"What cannot be done is for Russia with impunity to put its soldiers on the ground and to violate basic principles that are recognized around the world," Obama said. "And I think the strong condemnation that it's received from countries around the world indicates the degree to which Russia's on the wrong side of history on this."
"What we are also indicating to the Russians is that if in fact they continue on the current trajectory that they're on, that we are examining a whole series of steps — economic, diplomatic — that will isolate Russia and will have a negative impact on Russia's economy and its status in the world," Obama said.
Putin gave no indication that he would heed the West's warnings. Hundreds of armed men surrounded a Ukrainian military base in Crimea, a pro-Russian area. In Kiev, Ukraine's capital, Prime Minister Arseniy Yatsenyuk warned that "we are on the brink of disaster."

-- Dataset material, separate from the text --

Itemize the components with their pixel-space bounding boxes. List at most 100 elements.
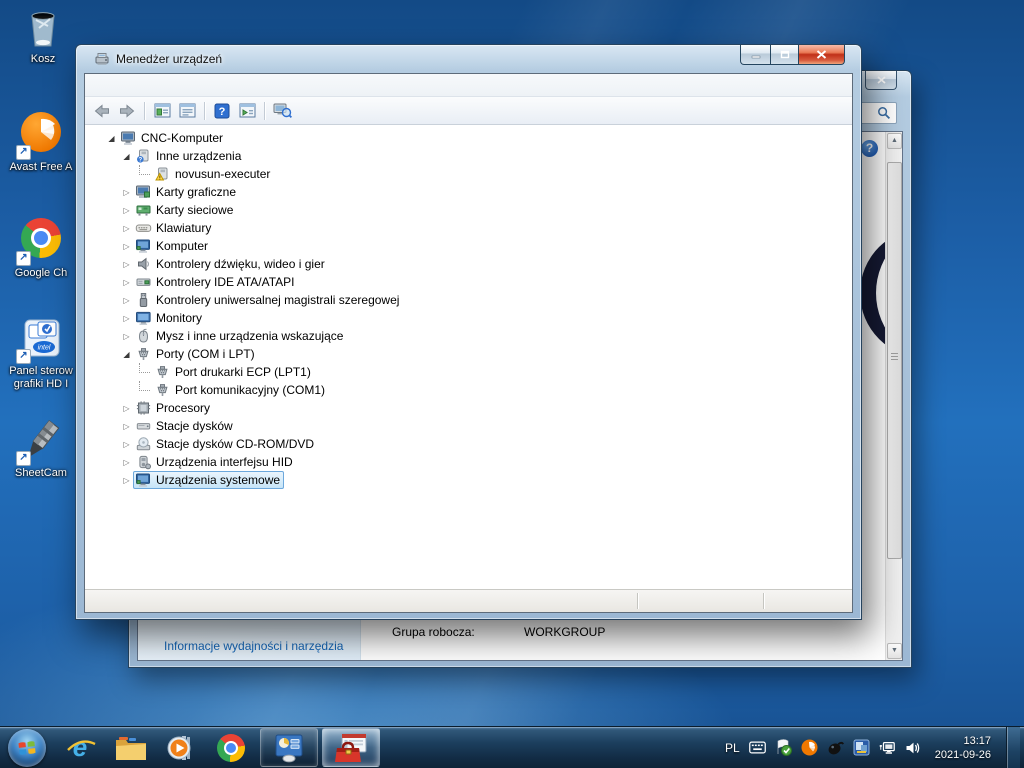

"This is absolutely the most serious test of our alliances since the Cold War ended," Rep. Marcy Kaptur, D-Ohio, said in a nationally broadcast interview Monday.
"I think it is extremely dangerous. Ukrainians fight and Russians fight," said Kaptur, who has traveled to Ukraine on several occasions and is considered an expert on that part of the world.
Senior Obama administration officials said they believe Russia now has complete operational control over Crimea and has more than 6,000 forces in the region. The U.S. was also watching for ethnic skirmishes in other areas of eastern Ukraine, though the officials said they had not yet seen Russian military moves elsewhere. The officials were not authorized to publicly discuss the situation and spoke on condition of anonymity.
Treasury Secretary Jacob Lew said the United States is ready to work with other countries and the International Monetary Fund to provide support for Ukraine's economy.